7 Tips For Better Project Management
Project management can be challenging, especially when working on projects that have time and budget constraints. A project’s success is largely impacted by having the right people, process, and tools in place. However, this alone won’t guarantee a successful outcome. Let’s take a look at the 7 most important things to consider when managing projects.
1. Choose a project leader
Every project needs a leader. Surprisingly, it can often be unclear who is ultimately responsible for a project. A good project leader is someone who can step in and set priorities when needed, but who also knows when to stay out of the way. The main responsibility of the project leader is to make sure the teams work stays aligned with the project’s objective.
2. Clearly define the project’s objective
A well-defined project is built around a clear objective, and this objective needs to be communicated to the team working on the project—before the project begins. Even if there are multiple distinct teams working on a large project, it is still important that everyone is aware of the overall project objected—not just on their particular part of the project.
3. Determine project milestones
Most projects have a start date and end date. Within this span of time it can often make sense to break down a project into manageable chunks that can be delivered to the project stakeholder on a given date. Each milestone should have a certain amount of scope that is required to be completed in order for the milestone to be considered done. Milestones can be internal and external. For example, your project may have an “internal review” milestone that is followed by a “client review” milestone.

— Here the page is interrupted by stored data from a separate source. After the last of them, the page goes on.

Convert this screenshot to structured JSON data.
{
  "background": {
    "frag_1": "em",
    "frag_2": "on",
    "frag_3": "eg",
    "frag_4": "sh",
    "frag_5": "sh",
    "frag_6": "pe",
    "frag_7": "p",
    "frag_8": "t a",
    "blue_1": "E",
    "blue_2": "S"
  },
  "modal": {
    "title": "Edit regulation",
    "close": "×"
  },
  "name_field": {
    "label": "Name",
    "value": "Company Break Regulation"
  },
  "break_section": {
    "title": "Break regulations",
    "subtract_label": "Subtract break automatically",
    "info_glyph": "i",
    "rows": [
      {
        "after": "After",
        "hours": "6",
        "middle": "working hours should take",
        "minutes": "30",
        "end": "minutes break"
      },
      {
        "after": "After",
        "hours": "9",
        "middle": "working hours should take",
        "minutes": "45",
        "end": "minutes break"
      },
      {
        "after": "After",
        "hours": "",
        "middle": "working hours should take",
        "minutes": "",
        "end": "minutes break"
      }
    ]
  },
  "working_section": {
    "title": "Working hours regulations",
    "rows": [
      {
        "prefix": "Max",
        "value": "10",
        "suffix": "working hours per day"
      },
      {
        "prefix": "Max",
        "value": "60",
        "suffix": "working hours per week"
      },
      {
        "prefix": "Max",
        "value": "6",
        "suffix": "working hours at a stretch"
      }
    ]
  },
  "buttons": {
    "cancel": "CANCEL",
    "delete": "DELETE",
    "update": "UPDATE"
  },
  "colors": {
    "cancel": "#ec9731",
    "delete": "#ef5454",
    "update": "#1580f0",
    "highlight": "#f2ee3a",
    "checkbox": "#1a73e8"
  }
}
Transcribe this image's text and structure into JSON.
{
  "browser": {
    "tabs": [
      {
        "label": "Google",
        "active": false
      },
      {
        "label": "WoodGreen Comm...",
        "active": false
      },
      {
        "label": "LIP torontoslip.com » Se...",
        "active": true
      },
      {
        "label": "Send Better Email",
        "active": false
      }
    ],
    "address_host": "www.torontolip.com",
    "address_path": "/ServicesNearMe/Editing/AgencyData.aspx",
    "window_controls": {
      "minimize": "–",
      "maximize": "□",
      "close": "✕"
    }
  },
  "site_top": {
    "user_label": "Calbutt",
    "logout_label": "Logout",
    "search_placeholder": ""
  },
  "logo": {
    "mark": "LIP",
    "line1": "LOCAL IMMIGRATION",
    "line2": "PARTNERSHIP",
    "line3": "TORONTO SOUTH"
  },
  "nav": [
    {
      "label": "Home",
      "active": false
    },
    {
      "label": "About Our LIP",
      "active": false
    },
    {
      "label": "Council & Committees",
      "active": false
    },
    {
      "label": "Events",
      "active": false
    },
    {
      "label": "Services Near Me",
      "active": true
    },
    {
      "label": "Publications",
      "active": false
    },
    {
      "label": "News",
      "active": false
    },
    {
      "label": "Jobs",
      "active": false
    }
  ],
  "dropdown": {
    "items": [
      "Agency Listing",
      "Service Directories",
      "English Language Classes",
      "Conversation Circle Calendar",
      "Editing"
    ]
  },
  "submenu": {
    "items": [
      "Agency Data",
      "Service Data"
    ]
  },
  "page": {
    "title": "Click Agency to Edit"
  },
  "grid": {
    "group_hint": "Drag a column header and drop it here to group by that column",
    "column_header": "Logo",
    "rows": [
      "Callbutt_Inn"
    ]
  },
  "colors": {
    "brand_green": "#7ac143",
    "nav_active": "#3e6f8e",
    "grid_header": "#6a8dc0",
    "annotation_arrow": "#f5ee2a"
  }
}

4. Define what it means for the project to be done
A well defined project will eliminate any ambiguity regarding what it means for the project to be considered complete. This may seem obvious, but there are times when that’s not always the case. One common challenge in project management (especially with client-related projects) is the introduction of scope creep. This can occur when it is believed that adding new work to the project will result in a better, or enhanced outcome. Usually, scope creep just alters what the “definition of done” actually means, and can be devastating to a project’s success. Once “done” has been defined, stick with it, and don’t change it.
5. Be “Agile”
Although your team may not explicitly be taking an “Agile” approach, it’s still good to have an agile mindset. Here’s why. Agile teams tend to be more collaborative, more client focused, and are more adaptable to change. And let’s face it, things change all the time when working on projects. Change isn’t always a bad thing though (sometimes it’s unavoidable), and having an agile mindset can prepare teams for dealing with uncertainty and unexpected obstacles. One common Agile practice is to have a “daily standup” meeting. Daily standups are typically less than 15 minutes long, and give each team member the opportunity to discuss three things: 1) what they did yesterday, 2) what they plan to do today, and 3) what’s in their way. These brief meetings can prevent the need for additional meetings and they keep everyone in the loop on what’s happening on a daily basis.
6. Track time
Even though a project may not be considered billable (in terms of having a billable hourly rate), it’s still a good idea to have all project team members keep track of how they spend their time. This information can provide useful insights both during and after a project’s completion. For example, if a project extends beyond its original end date, then why did this occur? Where exactly did we spend too much time? If your team members are not logging their time, then it can be very difficult (i.e., time consuming), and perhaps impossible, to really know where things went wrong. Time tracking is a good practice, and everyone should do it.
7. Choose the right project management software
This is the part that too many people gloss over. Although having the right project management software won’t guarantee the successful outcome of a project, it can have a significant impact on a projects success. For example, if you’re using a fragmented collection of siloed applications and spreadsheets to manage your projects, then it’s going to be impossible to easily see the big picture. And, your team is going to get frustrated trying to find the information they need to get their job done. Furthermore, the right software can provide useful insights that will help you make better decisions on future projects.